Меня же могли ограбить? Уж конечно… Пожалуй, постель была единственным, что бы не унесли. Пожар? Плохая идея. Предложить Инне Сергеевне и Марине разделить прибыль? Им можно сказать, что продал за пятьсот… Нет, не согласятся.

Так, промучившись всю ночь и толком не поспав, я пошел в редакцию.

***

В то утро стало известно, что знаменитый режиссер Х. приступил, наконец, к съемкам новой картины. Думать об этом, а тем более, писать заметку совершенно не хотелось. Тем не менее, я позвонил на «Ленфильм», чтобы спросить знакомого, что они там снимают. Знакомый был не в духе.

— Да хрень очередную историческую. Жрать нечего, бандитов в городе полно, а они все по царской России тоскуют. Знаешь, как фильм будет называться? «Утраченная родина». Мы так и пишем в документах: У-точка-родина. Кстати, напиши в заметке, что мы реквизит ищем: мебель всякую старинную, там, шкафы, кровати… И да, Дим, а когда ты мне долг вернешь?

— Что? Ах, да… Прости, замотался. На днях занесу!

Боже мой, я и этому должен… какой кошмар… Но что он там говорил про реквизит?

У меня созрел план: сказать тете Марине и Инне Сергеевне, что постель берут на съемки… А на съемках же всякое может случиться, да?

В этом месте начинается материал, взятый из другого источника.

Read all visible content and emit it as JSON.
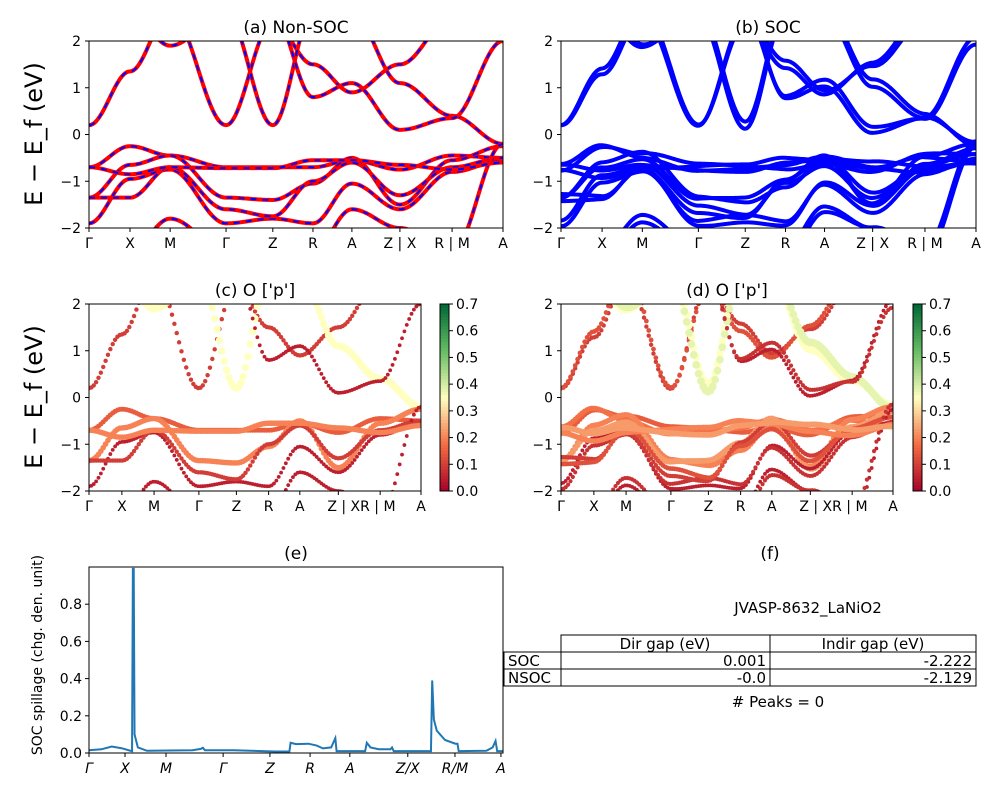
{
  "colors": {
    "nonsoc_solid": "#ff0000",
    "nonsoc_dash": "#0000ff",
    "soc": "#0000ff",
    "spillage": "#1f77b4"
  },
  "band_axes": {
    "ylim": [
      -2,
      2
    ],
    "yticks": [
      "2",
      "1",
      "0",
      "−1",
      "−2"
    ],
    "ylabel": "E − E_f (eV)",
    "kticks": [
      "Γ",
      "X",
      "M",
      "Γ",
      "Z",
      "R",
      "A",
      "Z | X",
      "R | M",
      "A"
    ],
    "kticks_cd": [
      "Γ",
      "X",
      "M",
      "Γ",
      "Z",
      "R",
      "A",
      "Z | XR | M",
      "",
      "A"
    ],
    "kpos": [
      0,
      0.099,
      0.196,
      0.331,
      0.444,
      0.541,
      0.635,
      0.751,
      0.877,
      1
    ]
  },
  "panels": {
    "a": {
      "title": "(a) Non-SOC"
    },
    "b": {
      "title": "(b) SOC"
    },
    "c": {
      "title": "(c)  O ['p']"
    },
    "d": {
      "title": "(d) O ['p']"
    },
    "e": {
      "title": "(e)"
    },
    "f": {
      "title": "(f)"
    }
  },
  "colorbar": {
    "range": [
      0,
      0.7
    ],
    "ticks": [
      "0.0",
      "0.1",
      "0.2",
      "0.3",
      "0.4",
      "0.5",
      "0.6",
      "0.7"
    ],
    "colormap": "RdYlGn"
  },
  "chart_data": [
    {
      "type": "line",
      "title": "(a) Non-SOC",
      "ylabel": "E − E_f (eV)",
      "ylim": [
        -2,
        2
      ],
      "bands": [
        [
          0.2,
          1.35,
          2.6,
          0.2,
          2.4,
          1.5,
          0.9,
          1.5,
          2.5,
          2.3
        ],
        [
          2.6,
          2.6,
          1.9,
          2.6,
          0.2,
          2.6,
          2.6,
          1.1,
          0.4,
          -0.2
        ],
        [
          -0.7,
          -0.25,
          -0.45,
          -0.7,
          -0.7,
          -0.7,
          -0.55,
          -0.75,
          -0.45,
          -0.5
        ],
        [
          -1.35,
          -0.65,
          -0.45,
          -1.35,
          -1.4,
          -1.05,
          -0.5,
          -1.5,
          -0.55,
          -0.25
        ],
        [
          -1.9,
          -0.95,
          -0.75,
          -1.9,
          -1.8,
          -1.9,
          -1.05,
          -1.6,
          -0.8,
          -0.55
        ],
        [
          -1.35,
          -1.35,
          -0.7,
          -1.6,
          -1.75,
          -1.0,
          -0.6,
          -1.3,
          -0.7,
          -0.5
        ],
        [
          -2.5,
          -2.5,
          -1.8,
          -2.5,
          -2.2,
          -2.5,
          -1.6,
          -2.0,
          -2.5,
          -0.2
        ],
        [
          -0.7,
          -0.85,
          -0.7,
          -0.72,
          -0.72,
          -0.55,
          -0.55,
          -0.65,
          -0.75,
          -0.6
        ],
        [
          2.6,
          2.6,
          2.6,
          2.6,
          2.6,
          0.8,
          1.1,
          0.1,
          0.35,
          2.0
        ]
      ],
      "o_p_weights": [
        0.1,
        0.35,
        0.15,
        0.2,
        0.05,
        0.1,
        0.05,
        0.2,
        0.05
      ]
    },
    {
      "type": "scatter",
      "title": "(e)",
      "ylabel": "SOC spillage (chg. den. unit)",
      "ylim": [
        0,
        1.0
      ],
      "yticks": [
        "0.0",
        "0.2",
        "0.4",
        "0.6",
        "0.8"
      ],
      "xticks": [
        "Γ",
        "X",
        "M",
        "Γ",
        "Z",
        "R",
        "A",
        "Z/X",
        "R/M",
        "A"
      ],
      "xtick_pos": [
        0,
        0.087,
        0.186,
        0.324,
        0.437,
        0.534,
        0.63,
        0.77,
        0.884,
        0.995
      ],
      "x": [
        0,
        0.03,
        0.055,
        0.08,
        0.1,
        0.104,
        0.106,
        0.108,
        0.11,
        0.118,
        0.14,
        0.25,
        0.27,
        0.275,
        0.28,
        0.35,
        0.45,
        0.484,
        0.487,
        0.5,
        0.53,
        0.55,
        0.565,
        0.585,
        0.595,
        0.598,
        0.667,
        0.671,
        0.68,
        0.7,
        0.728,
        0.732,
        0.736,
        0.826,
        0.829,
        0.833,
        0.84,
        0.86,
        0.885,
        0.89,
        0.893,
        0.96,
        0.975,
        0.982,
        0.986,
        1.0
      ],
      "y": [
        0.015,
        0.02,
        0.035,
        0.025,
        0.012,
        0.01,
        0.99,
        0.99,
        0.1,
        0.03,
        0.012,
        0.015,
        0.022,
        0.028,
        0.015,
        0.015,
        0.008,
        0.008,
        0.055,
        0.048,
        0.05,
        0.04,
        0.025,
        0.03,
        0.08,
        0.01,
        0.01,
        0.055,
        0.03,
        0.02,
        0.02,
        0.03,
        0.01,
        0.01,
        0.39,
        0.18,
        0.12,
        0.07,
        0.05,
        0.05,
        0.01,
        0.012,
        0.03,
        0.065,
        0.01,
        0.01
      ]
    }
  ],
  "table": {
    "title": "JVASP-8632_LaNiO2",
    "headers": [
      "",
      "Dir gap (eV)",
      "Indir gap (eV)"
    ],
    "rows": [
      {
        "label": "SOC",
        "dir": "0.001",
        "indir": "-2.222"
      },
      {
        "label": "NSOC",
        "dir": "-0.0",
        "indir": "-2.129"
      }
    ],
    "peaks": "# Peaks = 0"
  }
}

Я задержался на работе и как следует подготовился к звонку тете Марине (я решил начать с нее). Нашел все материалы по фильму, выписал ФИО продюсеров, а главное, напечатал на фирменном бланке нашей газеты письмо с просьбой одолжить студии реквизит. Подумал еще и приписал: «За вознаграждение — сто долларов США». Не подлец же я, в самом деле! Домой я вернулся поздно, чуть перебрав в любимом баре на Гороховой, и в прекрасном расположении духа. Спал сладко, как после первого свидания.

***

Проснувшись, я позвонил хозяйке комнаты, бодро и в деталях изложив ей «киношную» историю. В финале я прочитал ей «официальное письмо», подчеркнув, что полагается вознаграждение. И что же мне ответила тетя Марина?

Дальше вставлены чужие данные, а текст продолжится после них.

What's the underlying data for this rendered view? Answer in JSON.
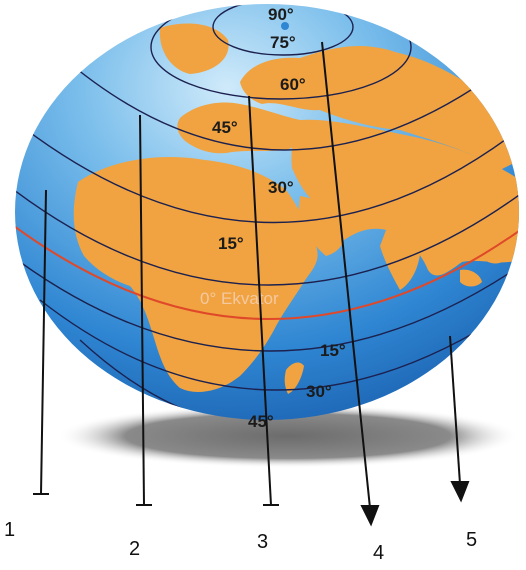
{
  "colors": {
    "ocean": "#2f86d2",
    "ocean_light": "#9fd1f2",
    "land": "#f0a340",
    "grid_line": "#1c2150",
    "equator_line": "#e0482a",
    "shadow": "#7a7a7a",
    "pointer": "#111111"
  },
  "latitude_labels": {
    "n90": "90°",
    "n75": "75°",
    "n60": "60°",
    "n45": "45°",
    "n30": "30°",
    "n15": "15°",
    "equator": "0° Ekvator",
    "s15": "15°",
    "s30": "30°",
    "s45": "45°"
  },
  "pointers": [
    {
      "label": "1",
      "end": "bar"
    },
    {
      "label": "2",
      "end": "bar"
    },
    {
      "label": "3",
      "end": "bar"
    },
    {
      "label": "4",
      "end": "arrow"
    },
    {
      "label": "5",
      "end": "arrow"
    }
  ]
}
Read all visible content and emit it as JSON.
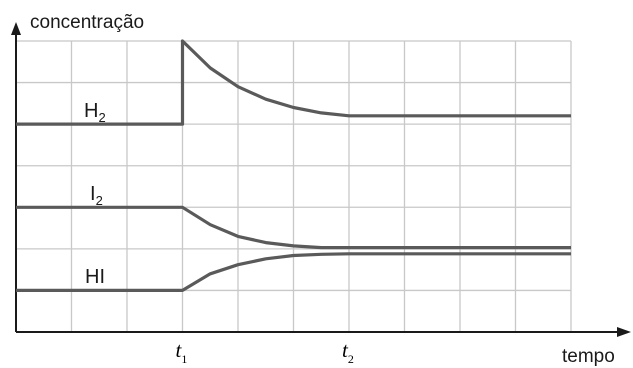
{
  "chart_data": {
    "type": "line",
    "title": "",
    "xlabel": "tempo",
    "ylabel": "concentração",
    "x_ticks": [
      {
        "base": "t",
        "sub": "1",
        "x": 3
      },
      {
        "base": "t",
        "sub": "2",
        "x": 6
      }
    ],
    "xlim": [
      0,
      10
    ],
    "ylim": [
      0,
      7
    ],
    "grid": true,
    "series": [
      {
        "name": "H2",
        "label": {
          "base": "H",
          "sub": "2"
        },
        "color": "#5a5a5a",
        "points": [
          [
            0,
            5
          ],
          [
            3,
            5
          ],
          [
            3,
            7
          ],
          [
            3.5,
            6.35
          ],
          [
            4,
            5.9
          ],
          [
            4.5,
            5.6
          ],
          [
            5,
            5.4
          ],
          [
            5.5,
            5.27
          ],
          [
            6,
            5.2
          ],
          [
            10,
            5.2
          ]
        ]
      },
      {
        "name": "I2",
        "label": {
          "base": "I",
          "sub": "2"
        },
        "color": "#5a5a5a",
        "points": [
          [
            0,
            3
          ],
          [
            3,
            3
          ],
          [
            3.5,
            2.58
          ],
          [
            4,
            2.3
          ],
          [
            4.5,
            2.15
          ],
          [
            5,
            2.07
          ],
          [
            5.5,
            2.03
          ],
          [
            6,
            2.03
          ],
          [
            10,
            2.03
          ]
        ]
      },
      {
        "name": "HI",
        "label": {
          "base": "HI",
          "sub": ""
        },
        "color": "#5a5a5a",
        "points": [
          [
            0,
            1
          ],
          [
            3,
            1
          ],
          [
            3.5,
            1.4
          ],
          [
            4,
            1.62
          ],
          [
            4.5,
            1.76
          ],
          [
            5,
            1.84
          ],
          [
            5.5,
            1.87
          ],
          [
            6,
            1.88
          ],
          [
            10,
            1.88
          ]
        ]
      }
    ]
  }
}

— Дим, ты знаешь, я бы с радостью… И режиссер Х. — мой любимый… Только вот… продала я постель эту вчера одним людям, собирателям антиквариата. Я как раз хотела тебе сказать. Ты знаешь что — сходи в мебельный, выбери что-нибудь, а я оплачу, ладно? Тебе, наверное, было на этой старой кровати не очень удобно, да и места она много занимает…

*** 

Я прожил в коммуналке почти два года и к концу этого срока квартира заметно опустела. В «Чреве» стало так пусто, что можно было кататься на роликах, исчезла и люстра с хрустальными листочками.

Второго мая 2001 года умерла Инна Сергеевна. Налила себе чаю, закурила, выдохнула сигаретный дым и упала лицом на стол.

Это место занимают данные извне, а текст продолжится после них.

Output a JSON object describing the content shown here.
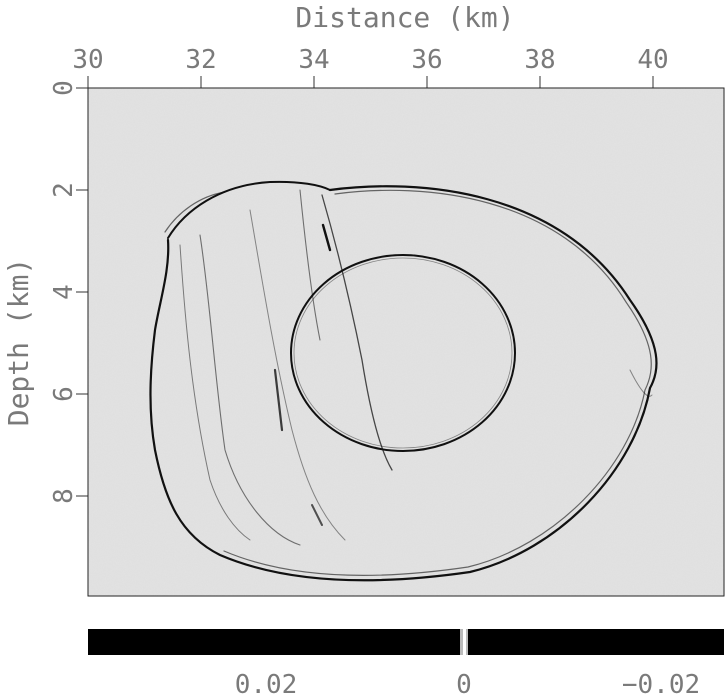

Но она успела увидеть, как вежливые люди в серых пальто разбирают и уносят постель ее мамы. Я молча слушал ее филиппики в адрес племянницы.

Она кричала:

— Аферистка, подлюка! Мамина постель!

Слушал и думал, что чуть не стал подлюкой сам. Хотя, что там — чтобы увидеть Париж, люди и не такое делали.

***

Комната без постели — без моего острова, моего корабля — стала совсем другой… Прежде она не казалась мне маленькой и жалкой. В ней было даже немного аристократизма и довольно много уюта. Это была единственная в своем роде комната — именно потому, что в ней стояла ни на что не похожая постель — огромная, красного дерева, с позолоченными сфинксами…

Взамен мы купили небольшой синий диван, но на нем я спал всего месяц. А вскоре переехал на другую квартиру.

Отдавая тете Марине ключи, я сказал:

— Интересно, а что стало с нашей постелью?

Она пожала плечами:

— Ну, что с ней могло стать? Спит на ней кто-то. Для чего она еще нужна?